Do início ao fim de sua carreira, primeiro no rádio, depois na televisão, Abelardo Barbosa, o Chacrinha, conviveu com uma mesma acusação – a de que recebia dinheiro por fora para privilegiar artistas em seus programas.

Como mostra o recém-lançado "Chacrinha – A Biografia", de Denílson Monteiro, o apresentador enfrentou a situação de formas diferentes ao longo do tempo. Às vezes, a aceitou de bom grado, às vezes se sentiu incomodado e reagiu com fúria aos que o criticaram.

A prática, muito comum por décadas, tinha relação direta com as atividades em que Chacrinha se consagrou – a de discotecário e programador musical (ou "disc jockey"), no rádio, e de apresentador de programa de auditório, também no rádio e depois na TV.

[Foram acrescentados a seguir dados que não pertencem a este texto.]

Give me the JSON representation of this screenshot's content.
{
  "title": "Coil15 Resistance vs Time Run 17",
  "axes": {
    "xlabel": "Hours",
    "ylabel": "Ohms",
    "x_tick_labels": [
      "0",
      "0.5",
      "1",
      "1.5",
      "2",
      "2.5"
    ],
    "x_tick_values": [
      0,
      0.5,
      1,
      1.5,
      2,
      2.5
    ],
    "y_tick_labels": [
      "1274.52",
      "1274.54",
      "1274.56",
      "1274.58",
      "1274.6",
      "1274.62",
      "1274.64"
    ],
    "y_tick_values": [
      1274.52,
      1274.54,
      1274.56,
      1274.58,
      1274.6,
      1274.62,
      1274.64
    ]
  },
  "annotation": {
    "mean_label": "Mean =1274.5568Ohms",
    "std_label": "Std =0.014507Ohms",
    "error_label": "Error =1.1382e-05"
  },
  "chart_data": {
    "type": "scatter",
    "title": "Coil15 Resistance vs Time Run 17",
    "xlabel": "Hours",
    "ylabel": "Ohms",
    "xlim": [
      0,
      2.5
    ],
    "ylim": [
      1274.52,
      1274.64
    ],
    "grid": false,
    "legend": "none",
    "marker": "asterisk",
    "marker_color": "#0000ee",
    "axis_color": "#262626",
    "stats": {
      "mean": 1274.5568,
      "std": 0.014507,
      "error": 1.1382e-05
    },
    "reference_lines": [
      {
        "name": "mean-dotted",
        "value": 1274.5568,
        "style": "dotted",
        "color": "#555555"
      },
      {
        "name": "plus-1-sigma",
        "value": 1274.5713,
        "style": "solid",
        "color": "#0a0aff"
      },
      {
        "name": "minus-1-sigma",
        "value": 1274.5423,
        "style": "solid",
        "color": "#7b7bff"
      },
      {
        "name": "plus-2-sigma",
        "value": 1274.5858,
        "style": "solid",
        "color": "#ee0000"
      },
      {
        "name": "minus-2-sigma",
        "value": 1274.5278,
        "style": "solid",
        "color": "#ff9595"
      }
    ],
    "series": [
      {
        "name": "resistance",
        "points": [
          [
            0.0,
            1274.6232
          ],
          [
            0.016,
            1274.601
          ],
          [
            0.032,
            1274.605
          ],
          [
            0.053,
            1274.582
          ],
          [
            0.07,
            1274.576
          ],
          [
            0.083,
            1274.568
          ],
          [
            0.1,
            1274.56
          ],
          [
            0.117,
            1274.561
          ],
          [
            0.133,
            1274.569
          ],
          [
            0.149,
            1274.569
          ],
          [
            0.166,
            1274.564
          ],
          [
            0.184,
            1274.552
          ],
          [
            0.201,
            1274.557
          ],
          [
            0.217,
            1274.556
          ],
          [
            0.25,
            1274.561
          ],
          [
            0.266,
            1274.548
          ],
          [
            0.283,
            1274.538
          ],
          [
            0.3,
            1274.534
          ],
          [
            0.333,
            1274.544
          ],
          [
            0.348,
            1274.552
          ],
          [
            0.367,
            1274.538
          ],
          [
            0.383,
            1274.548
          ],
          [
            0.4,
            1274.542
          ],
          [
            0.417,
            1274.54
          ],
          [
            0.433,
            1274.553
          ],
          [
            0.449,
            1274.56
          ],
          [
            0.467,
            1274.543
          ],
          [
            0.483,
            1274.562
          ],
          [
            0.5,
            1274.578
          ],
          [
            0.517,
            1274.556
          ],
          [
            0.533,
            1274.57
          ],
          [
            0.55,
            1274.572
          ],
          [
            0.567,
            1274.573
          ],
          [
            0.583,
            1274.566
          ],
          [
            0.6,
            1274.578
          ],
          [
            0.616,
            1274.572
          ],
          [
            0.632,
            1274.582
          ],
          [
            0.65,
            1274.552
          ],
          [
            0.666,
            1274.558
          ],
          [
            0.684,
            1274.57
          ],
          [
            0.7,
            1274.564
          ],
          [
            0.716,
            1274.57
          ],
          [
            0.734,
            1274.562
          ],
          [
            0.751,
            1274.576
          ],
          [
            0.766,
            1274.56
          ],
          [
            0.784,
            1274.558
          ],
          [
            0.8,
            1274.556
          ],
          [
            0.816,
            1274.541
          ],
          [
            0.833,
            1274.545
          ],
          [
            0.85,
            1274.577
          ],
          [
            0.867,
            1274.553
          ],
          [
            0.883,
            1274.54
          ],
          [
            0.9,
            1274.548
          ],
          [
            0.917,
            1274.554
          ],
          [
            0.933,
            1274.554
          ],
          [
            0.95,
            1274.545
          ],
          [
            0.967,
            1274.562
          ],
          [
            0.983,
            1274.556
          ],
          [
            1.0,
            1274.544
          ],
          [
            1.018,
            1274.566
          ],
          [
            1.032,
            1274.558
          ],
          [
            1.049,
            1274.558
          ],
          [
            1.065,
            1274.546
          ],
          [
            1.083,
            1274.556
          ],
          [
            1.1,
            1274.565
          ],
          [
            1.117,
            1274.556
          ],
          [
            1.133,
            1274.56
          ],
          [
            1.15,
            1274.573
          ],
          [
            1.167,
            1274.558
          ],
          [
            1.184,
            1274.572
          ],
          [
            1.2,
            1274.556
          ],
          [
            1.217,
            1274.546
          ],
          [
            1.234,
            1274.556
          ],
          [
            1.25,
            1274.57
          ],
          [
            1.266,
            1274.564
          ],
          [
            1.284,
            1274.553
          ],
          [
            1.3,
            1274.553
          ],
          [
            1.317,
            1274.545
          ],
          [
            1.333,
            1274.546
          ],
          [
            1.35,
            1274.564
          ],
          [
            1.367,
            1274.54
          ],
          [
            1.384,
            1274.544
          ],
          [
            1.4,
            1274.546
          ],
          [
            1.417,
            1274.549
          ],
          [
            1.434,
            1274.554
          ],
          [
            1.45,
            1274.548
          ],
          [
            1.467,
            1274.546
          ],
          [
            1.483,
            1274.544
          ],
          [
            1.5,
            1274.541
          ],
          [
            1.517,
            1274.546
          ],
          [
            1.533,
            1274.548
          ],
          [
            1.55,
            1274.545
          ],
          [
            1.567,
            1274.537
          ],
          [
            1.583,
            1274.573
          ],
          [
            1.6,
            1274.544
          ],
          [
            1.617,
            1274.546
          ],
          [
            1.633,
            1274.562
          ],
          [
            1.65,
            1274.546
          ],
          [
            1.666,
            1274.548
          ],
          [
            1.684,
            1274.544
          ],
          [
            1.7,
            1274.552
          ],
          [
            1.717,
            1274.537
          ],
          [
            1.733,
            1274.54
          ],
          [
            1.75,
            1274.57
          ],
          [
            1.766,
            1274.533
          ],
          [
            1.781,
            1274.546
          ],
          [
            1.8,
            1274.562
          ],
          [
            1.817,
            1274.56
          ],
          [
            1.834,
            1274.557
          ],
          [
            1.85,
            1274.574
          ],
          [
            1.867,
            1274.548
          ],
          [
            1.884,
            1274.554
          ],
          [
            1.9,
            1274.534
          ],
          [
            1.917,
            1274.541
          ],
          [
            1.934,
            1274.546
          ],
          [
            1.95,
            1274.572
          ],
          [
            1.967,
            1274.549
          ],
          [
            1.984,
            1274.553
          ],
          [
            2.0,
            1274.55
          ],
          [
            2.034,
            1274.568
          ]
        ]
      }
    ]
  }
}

Monteiro descreve inúmeras situações em que Chacrinha se viu obrigado a discutir publicamente este mau hábito. Em 1961, questionado a respeito por Oswaldo Sargentelli, na TV Rio, ele respondeu: "Eu fiz divulgação, mas você também já levou algum".

O jornalista e pesquisador musical Sergio Cabral escreveu no "Jornal do Brasil" que Chacrinha fazia parte de um grupo de DJs que se reunia para decidir quanto cada um receberia de jabá das gravadoras. A resposta do apresentador, transcrita no livro, é reveladora:

"Eu sou tão desonesto quanto o senhor Sergio Cabral. Eu disse na televisão para todo mundo ouvir que já levei dinheiro de algumas fábricas de disco em troca de divulgação que fiz para as mesmas. Hoje sou divulgador da Chantecler, mas toco os discos de todas as fábricas. O senhor Sérgio Cabral, porém, recebe discos para criticar e depois vende-os aos sebos. E só comenta os discos das fábricas que o acarinham".

Em sua primeira passagem pela Globo, entre 1967 e 1972, certa vez foi questionado pelo poderoso Boni a respeito do assunto: "Você está me chamando de ladrão? Eu nunca recebi nada de ninguém! Não sou ladrão! Não sou ladrão!"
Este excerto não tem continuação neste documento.